Terkait Sistem Upah Baru, Ini Harapan ke Pengusaha dan Buruh

MEDIAKEPRI.CO.ID, Jakarta – Sejumlah aturan baru terkait Ketenagakerjaan sebagai aturan turunan UU Cipta Kerja di keluarkan oleh Presiden Joko Widodo.

Dirjen Binwasnaker dan K3 Kementerian Ketenagakerjaan (Kemnaker) Haiyani Rumondang mengatakan harapannya kepada para pengusaha, pekerja/buruh atau serikat pekerja/buruh dan terlebih khususnya bagi pengawas ketenagakerjaan terhadap perubahan dan penyempurnaan kebijakan pengupahan ini.

Loading...

“Semoga pengusaha bisa mematuhi semua ketentuan yang sudah ditetapkan, dan menggunakan fasilitas kebijakan yang memudahkan kegiatan secara bijak dan porposional dengan tetap mengedepankan itikad baik, musyawarah dan mufakat, ujarnya dikutip dari salah satu media online.

Selain itu ia berharap, para pengusaha jalin kemitraan kepada pekerja dan menjadikan pekerja sebagai aset yang harus dikelola dengan baik.

“Tak hanya kembangkan usaha namun juga bisa membantu pembangunan negara serta turut menciptakan kesejahteraan masyarakat melalui pemenuhan hak-hak ketenagakerjaaan bagi para pekerjanya,” ungkap Haiyani.

Sedangkan bagi para pekerja/buruh atau serikat pekerja/buruh, Kemnaker berharap agar dapat bekerja dengan penuh semangat dan tanggung jawab, tingkatkan kompetensi diri serta jeli melihat peluang untuk pengembangan karir dan penghasilan, selalu menjadi patner musyawarah yang produktif dan menjadi bagian yang penting dalam setiap peran/jabatan/tugas.

Loading...

“Sehingga dapat memberikan konstribusi yang signifikan dalam pengembangan usaha yang tentunya akan berdampak kepada kelangsungan bekerja dan kesejahteraan pekerja dan keluarga,” tambahnya.
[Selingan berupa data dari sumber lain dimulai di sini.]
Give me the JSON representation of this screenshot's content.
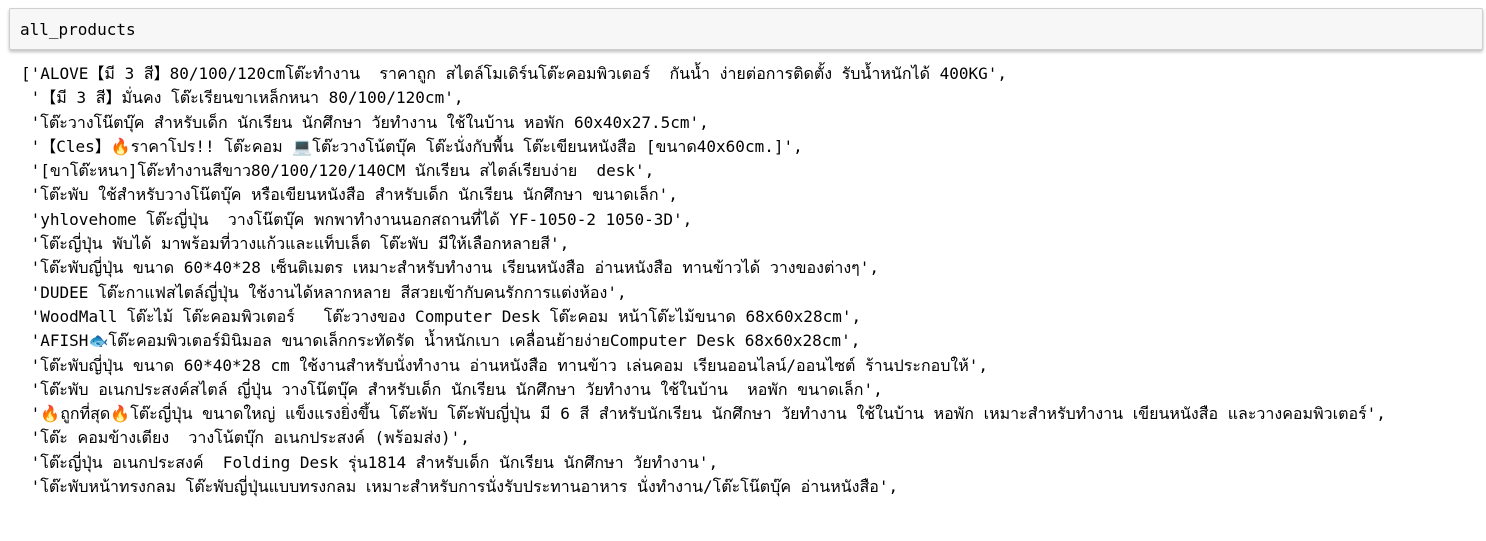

Haiyani juga menegaskan bahwa peran pengawas ketenagakerjaan sangat penting. Tidak hanya memastikan penerapan dan penegakan hukum, namun juga perlu melakukan pembinaan, advokasi dan mendorong pihak pengusaha dan pekerja serta stakeholder yang terkait.

“Untuk bersama-sama melakukan penyesuaian dan pemenuhan semua ketentuan dan mencari inovasi-inovasi untuk menciptakan kondisiyang harmonis, saling pengertian dan sekaligus produktif, sehingga kondisi ketenagakerjaan tidak menghambat bahkan dapat mendorong percepatan pemulihan ekonomi,” jelasnya. (dhani)

Loading...
Loading...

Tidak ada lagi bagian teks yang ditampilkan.